利用测井资料评价页岩脆性指数是一种方便经济实用的方法,而目前应用最广泛的是岩石力学弹性参数法和基于岩石矿物学的脆性矿物法。脆性矿物法在实际应用中具有一定的优势,经过试验校正的测井矿物解释结果能够获得全井段脆性表征剖面,实用性强。但是单纯考虑岩石矿物组成,容易忽略成岩作用的影响。同时,在不同的地质条件下,岩石中脆性矿物组分可能不同,并且由于每一种矿物的化学组成不同,其岩石物理的脆性表现并不相同,所具有的脆性也就不同,所以该方法具有一定的局限性。The evaluation of shale brittleness index by logging data is a convenient, economical and practical method, and the rock mechanics elastic parameter method and the brittle mineral method based on rock mineralogy are the most widely used at present.

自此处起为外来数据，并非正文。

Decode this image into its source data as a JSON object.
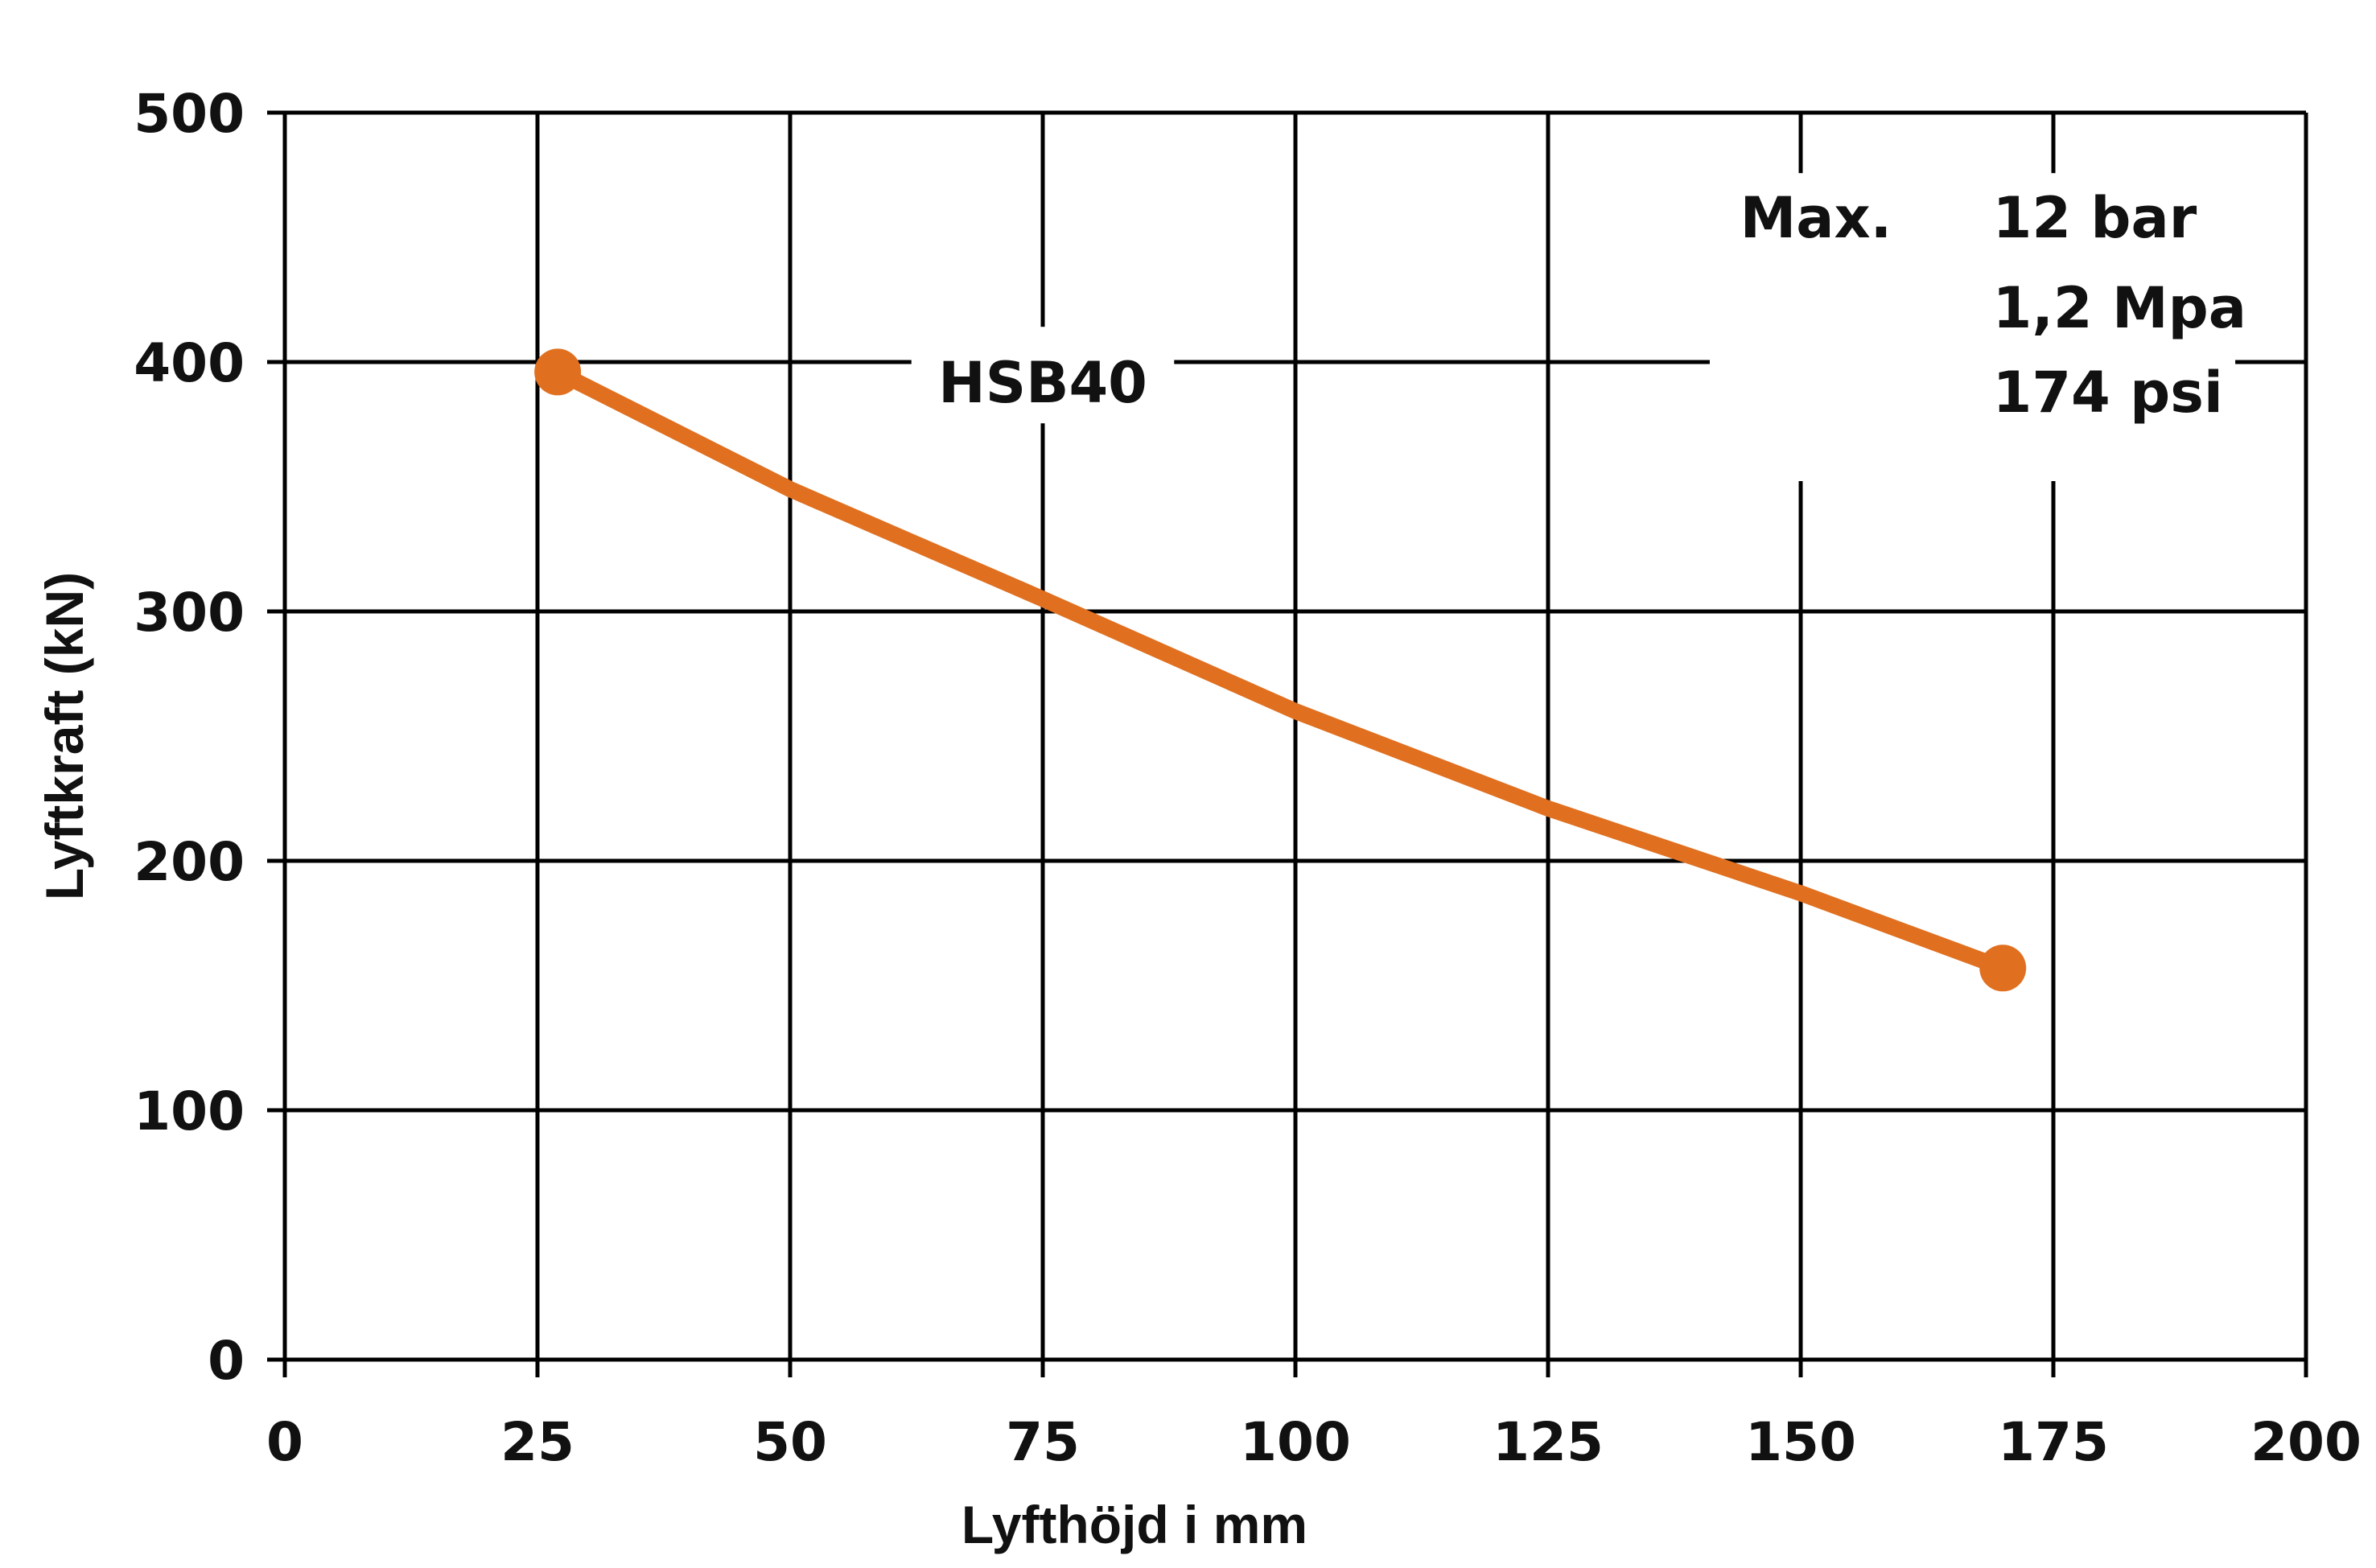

The brittle mineral method has certain advantages in practical application, and the log mineral interpretation results corrected by the test can obtain the brittleness characterization profile of the whole well section, which is highly practical. However, simply considering the mineral composition of the rock, it is easy to ignore the influence of diagenesis. At the same time, under different geological conditions, the composition of brittle minerals in rocks may be different, and due to the different chemical composition of each mineral, its petrophysical brittleness is not the same, and its brittleness is also different, so this method has certain limitations.
岩石力学弹性参数法可以利用测井数据和地震数据实现有效预测脆性指数,但是缺乏理论支撑,并且无法反映围压影响和破裂微观特征,难以表征深层和浅层页岩脆性差异。另外,在计算弹性参数的时候,不同的计算方法或者反演方法所对应的结果可能会出现差异,导致弹性参数法无法具有较好的普适性和兼容性。The rock mechanics elastic parameter method can effectively predict the brittleness index by using logging data and seismic data, but it lacks theoretical support, and cannot reflect the influence of confining pressure and the microscopic characteristics of fracture, so it is difficult to characterize the brittleness difference between deep and shallow shale. In addition, when calculating elastic parameters, the results corresponding to different calculation methods or inversion methods may be different, which makes the elastic parameter method unable to have good universality and compatibility.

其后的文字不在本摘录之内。